Dodds: Use £1.3bn from supermarkets to support businesses and individuals

Elliot Chappell
© UK Parliament/Jessica Taylor

Anneliese Dodds has called on the government to “do the right thing” with the £1.3bn business rates relief returned to the government by supermarkets to support businesses and individuals to get through the winter.

Responding to news that Sainsbury’s will join Morrisons and Tesco in paying back £1.29bn they were exempted from paying earlier this year, the Shadow Chancellor called on the Tories to boost support available for businesses in Tiers 2 and 3.

She said: “It’s welcome that our largest supermarkets have done the decent thing and returned the money they gained from the UK government’s one-size-fits-all approach to rates relief.

“This should never have been necessary. If the UK government had done as Labour asked, and as we did in Wales, it could have targeted support to those who needed it right from the start and saved many more jobs.”
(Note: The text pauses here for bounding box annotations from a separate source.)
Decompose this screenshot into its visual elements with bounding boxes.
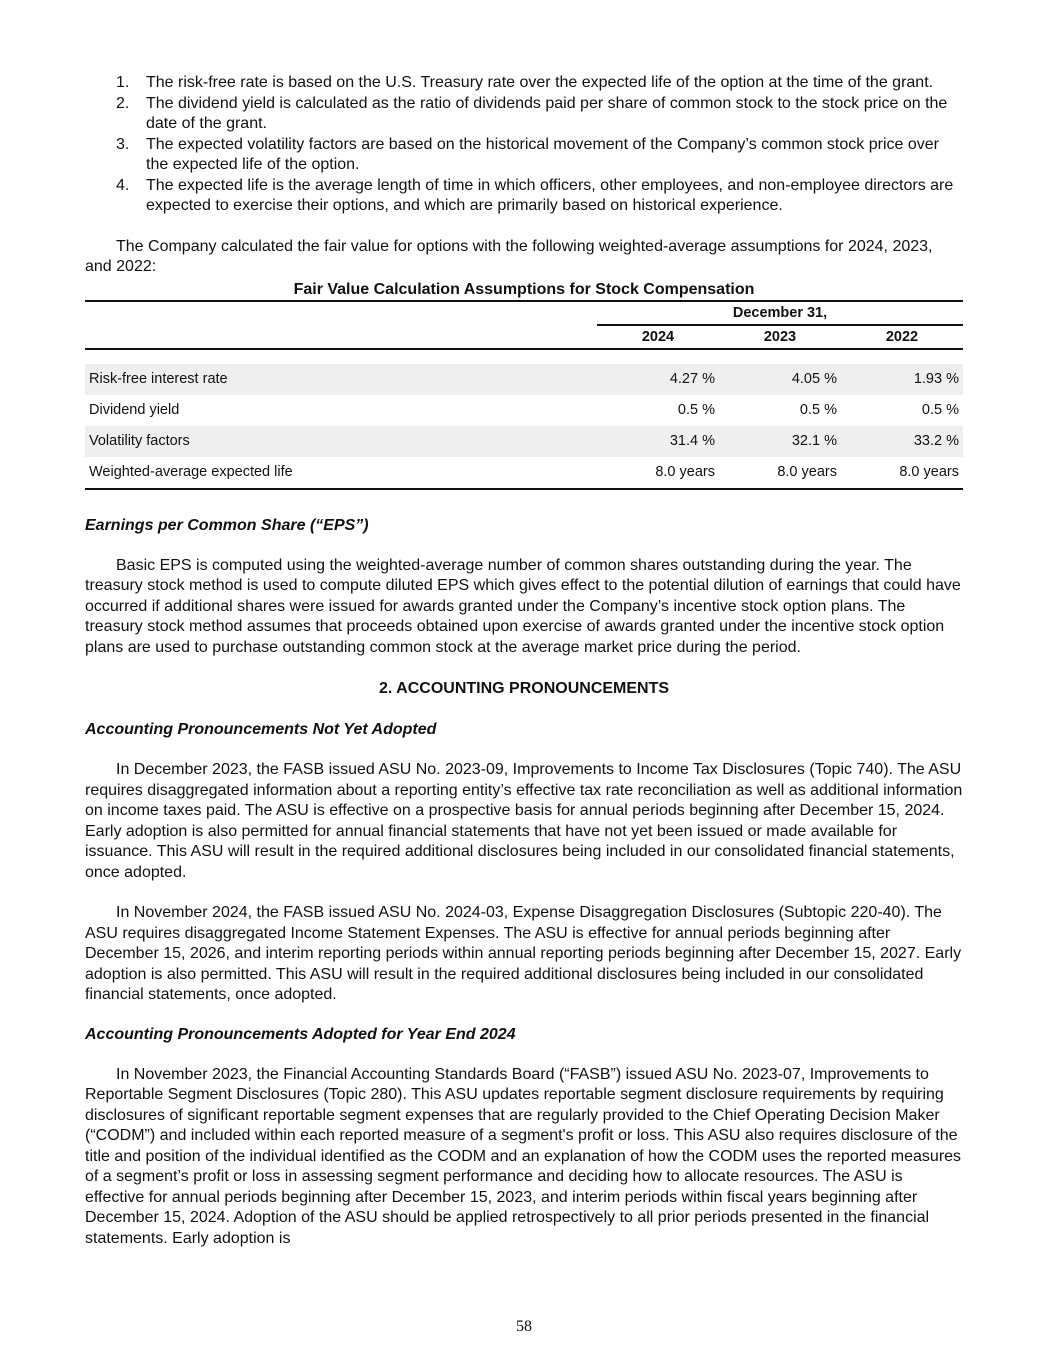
- cell-value: 0.5 %: [799, 401, 837, 418]
- note-text: The expected life is the average length of time in which officers, other employees, and non-employee directors are expected to exercise their options, and which are primarily based on historical experience.: [146, 176, 954, 214]
- cell-value: 4.05 %: [719, 364, 841, 395]
- note-item: [85, 176, 963, 217]
- table-title: Fair Value Calculation Assumptions for Stock Compensation: [293, 280, 755, 298]
- page-number: 58: [516, 1318, 532, 1335]
- cell-value: 31.4 %: [597, 426, 719, 457]
- table-intro-paragraph: The Company calculated the fair value for options with the following weighted-average assumptions for 2024, 2023, and 2022:: [85, 237, 933, 275]
- not-yet-adopted-heading: Accounting Pronouncements Not Yet Adopted: [85, 721, 437, 738]
- cell-value: 8.0 years: [899, 463, 959, 480]
- cell-value: 4.27 %: [597, 364, 719, 395]
- asu-2023-07-paragraph: In November 2023, the Financial Accounting Standards Board (“FASB”) issued ASU No. 2023-07, Improvements to Reportable Segment Disclosures (Topic 280). This ASU updates reportable segment disclosure requirements by requiring disclosures of significant reportable segment expenses that are regularly provided to the Chief Operating Decision Maker (“CODM”) and included within each reported measure of a segment's profit or loss. This ASU also requires disclosure of the title and position of the individual identified as the CODM and an explanation of how the CODM uses the reported measures of a segment’s profit or loss in assessing segment performance and deciding how to allocate resources. The ASU is effective for annual periods beginning after December 15, 2023, and interim periods within fiscal years beginning after December 15, 2024. Adoption of the ASU should be applied retrospectively to all prior periods presented in the financial statements. Early adoption is: [85, 1065, 962, 1247]
- column-header-2023: 2023: [719, 325, 841, 349]
- row-label: Risk-free interest rate: [85, 364, 597, 395]
- asu-2024-03-paragraph: In November 2024, the FASB issued ASU No. 2024-03, Expense Disaggregation Disclosures (Subtopic 220-40). The ASU requires disaggregated Income Statement Expenses. The ASU is effective for annual periods beginning after December 15, 2026, and interim reporting periods within annual reporting periods beginning after December 15, 2027. Early adoption is also permitted. This ASU will result in the required additional disclosures being included in our consolidated financial statements, once adopted.: [85, 904, 962, 1003]
- adopted-heading: Accounting Pronouncements Adopted for Year End 2024: [85, 1025, 516, 1043]
- group-header-december-31: December 31,: [597, 301, 963, 325]
- note-item: [85, 94, 963, 135]
- cell-value: 0.5 %: [921, 401, 959, 418]
- row-label: Weighted-average expected life: [89, 463, 293, 480]
- note-item: [85, 73, 963, 94]
- fair-value-assumptions-table: [85, 300, 963, 490]
- note-number: 3.: [116, 135, 130, 153]
- table-bottom-rule: [85, 489, 963, 490]
- note-item: [85, 135, 963, 176]
- column-header-2022: 2022: [841, 325, 963, 349]
- eps-paragraph: Basic EPS is computed using the weighted-average number of common shares outstanding during the year. The treasury stock method is used to compute diluted EPS which gives effect to the potential dilution of earnings that could have occurred if additional shares were issued for awards granted under the Company’s incentive stock option plans. The treasury stock method assumes that proceeds obtained upon exercise of awards granted under the incentive stock option plans are used to purchase outstanding common stock at the average market price during the period.: [85, 556, 961, 656]
- cell-value: 32.1 %: [719, 426, 841, 457]
- cell-value: 0.5 %: [677, 401, 715, 418]
- note-number: 1.: [116, 74, 130, 91]
- table-row: [85, 426, 963, 457]
- table-row: [85, 457, 963, 489]
- note-text: The risk-free rate is based on the U.S. Treasury rate over the expected life of the option at the time of the grant.: [146, 74, 934, 91]
- assumption-notes-list: [85, 73, 963, 217]
- note-text: The expected volatility factors are based on the historical movement of the Company’s common stock price over the expected life of the option.: [146, 135, 939, 173]
- table-header-row: [85, 301, 963, 325]
- note-text: The dividend yield is calculated as the ratio of dividends paid per share of common stock to the stock price on the date of the grant.: [146, 94, 948, 132]
- row-label: Dividend yield: [89, 401, 180, 418]
- note-number: 4.: [116, 176, 130, 194]
- column-header-2024: 2024: [597, 325, 719, 349]
- cell-value: 1.93 %: [841, 364, 963, 395]
- asu-2023-09-paragraph: In December 2023, the FASB issued ASU No. 2023-09, Improvements to Income Tax Disclosures (Topic 740). The ASU requires disaggregated information about a reporting entity’s effective tax rate reconciliation as well as additional information on income taxes paid. The ASU is effective on a prospective basis for annual periods beginning after December 15, 2024. Early adoption is also permitted for annual financial statements that have not yet been issued or made available for issuance. This ASU will result in the required additional disclosures being included in our consolidated financial statements, once adopted.: [85, 761, 963, 881]
- row-label: Volatility factors: [85, 426, 597, 457]
- table-row: [85, 364, 963, 395]
- note-number: 2.: [116, 94, 130, 112]
- cell-value: 8.0 years: [777, 463, 837, 480]
- section-heading-accounting-pronouncements: 2. ACCOUNTING PRONOUNCEMENTS: [378, 680, 670, 697]
- table-row: [85, 395, 963, 426]
- cell-value: 33.2 %: [841, 426, 963, 457]
- cell-value: 8.0 years: [655, 463, 715, 480]
- document-page: [85, 73, 963, 1249]
- table-year-header-row: [85, 325, 963, 349]
- eps-heading: Earnings per Common Share (“EPS”): [85, 516, 369, 534]
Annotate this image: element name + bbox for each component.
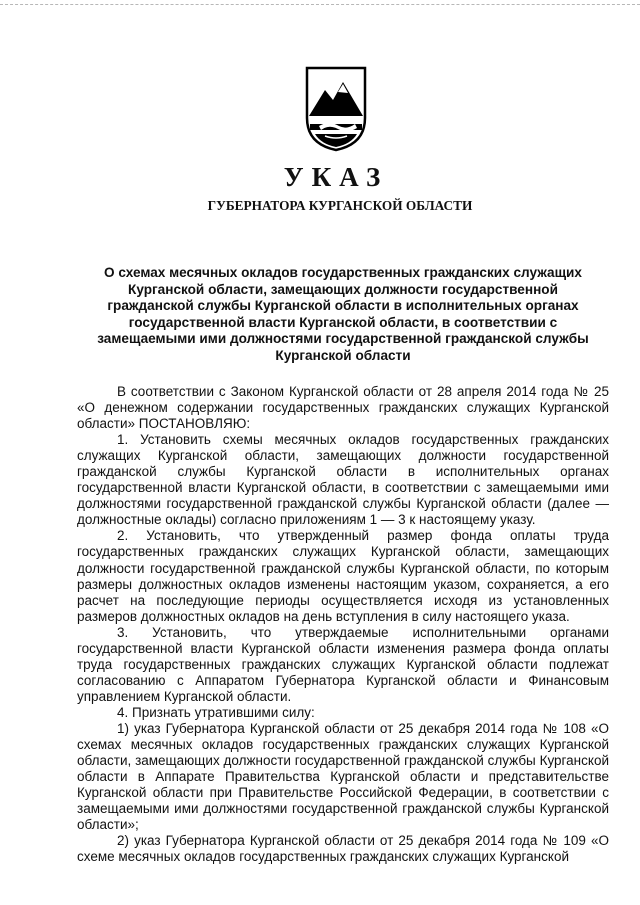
document-subtitle: ГУБЕРНАТОРА КУРГАНСКОЙ ОБЛАСТИ: [207, 198, 473, 213]
decree-heading: О схемах месячных окладов государственных гражданских служащих Курганской области, замещающих должности государственной гражданской службы Курганской области в исполнительных органах государственной власти Курганской области, в соответствии с замещаемыми ими должностями государственной гражданской службы Курганской области: [97, 265, 589, 363]
clause-3-paragraph: 3. Установить, что утверждаемые исполнительными органами государственной власти Курганской области изменения размера фонда оплаты труда государственных гражданских служащих Курганской области подлежат согласованию с Аппаратом Губернатора Курганской области и Финансовым управлением Курганской области.: [77, 624, 609, 704]
preamble-paragraph: В соответствии с Законом Курганской области от 28 апреля 2014 года № 25 «О денежном содержании государственных гражданских служащих Курганской области» ПОСТАНОВЛЯЮ:: [77, 384, 609, 432]
clause-4-item-1-paragraph: 1) указ Губернатора Курганской области от 25 декабря 2014 года № 108 «О схемах месячных окладов государственных гражданских служащих Курганской области, замещающих должности государственной гражданской службы Курганской области в Аппарате Правительства Курганской области и представительстве Курганской области при Правительстве Российской Федерации, в соответствии с замещаемыми ими должностями государственной гражданской службы Курганской области»;: [77, 720, 609, 833]
clause-2-paragraph: 2. Установить, что утвержденный размер фонда оплаты труда государственных гражданских служащих Курганской области, замещающих должности государственной гражданской службы Курганской области, по которым размеры должностных окладов изменены настоящим указом, сохраняется, а его расчет на последующие периоды осуществляется исходя из установленных размеров должностных окладов на день вступления в силу настоящего указа.: [77, 528, 609, 624]
document-title: УКАЗ: [283, 162, 389, 192]
document-body: [77, 384, 609, 865]
kurgan-coat-of-arms-emblem: [305, 66, 367, 152]
clause-4-item-2-paragraph: 2) указ Губернатора Курганской области от 25 декабря 2014 года № 109 «О схеме месячных окладов государственных гражданских служащих Курганской: [77, 833, 609, 865]
clause-4-paragraph: 4. Признать утратившими силу:: [117, 704, 315, 720]
scan-artifact-line: [0, 4, 640, 7]
clause-1-paragraph: 1. Установить схемы месячных окладов государственных гражданских служащих Курганской области, замещающих должности государственной гражданской службы Курганской области в исполнительных органах государственной власти Курганской области, в соответствии с замещаемыми ими должностями государственной гражданской службы Курганской области (далее — должностные оклады) согласно приложениям 1 — 3 к настоящему указу.: [77, 432, 609, 528]
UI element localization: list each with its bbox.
The government initially announced on March 18th that all retail, hospitality and leisure businesses would not be required to pay business rates in England for the year 2020-21 as a result of the implementation of Covid restrictions.

The Welsh Labour government adjusted this relief and did not extend the 100% relief to properties with a rateable value of £500,000 or more. This decision affected fewer than 200 properties across Wales but saved approximately £117m.

Dodds added: “The UK government must now urgently do the right thing and use this money to fix the holes in its economic support schemes and end the unfairness in the current system.”

The move from Sainsbury’s today comes after the business, which reported that it has incurred “significant costs” in the Covid crisis, nevertheless said its sales and profits had been “stronger than originally expected”.

The supermarket company faced significant criticism when it paid out £230m to investors earlier this year after it decided to axe 3,500 UK jobs and announced that it would close 420 Argos shops, which it owns.

Labour has repeatedly called on the Prime Minister and Chancellor to abandon what party figures have described as a “one-size-fits-all” approach and pursue a more targeted attitude to business support in the pandemic.

Labour warned on Monday that the latest business grants schemes to be introduced by the government in the pandemic will “level down” the poorest areas and “betrays some of the most deprived communities under the toughest restrictions”.

The party highlighted that through the ‘additional restrictions grant’, which makes a one-off £20-per-head payment to councils, some of the poorest areas will receive the same or less funding than the richest despite being set to go into higher tiers.

Labour has also pointed out that the £1,000 payment announced by the Prime Minister last week for ‘wet-led’ pubs in Tiers 2 and 3 does not make up the shortfall between the local restrictions support grant and the original small business grant.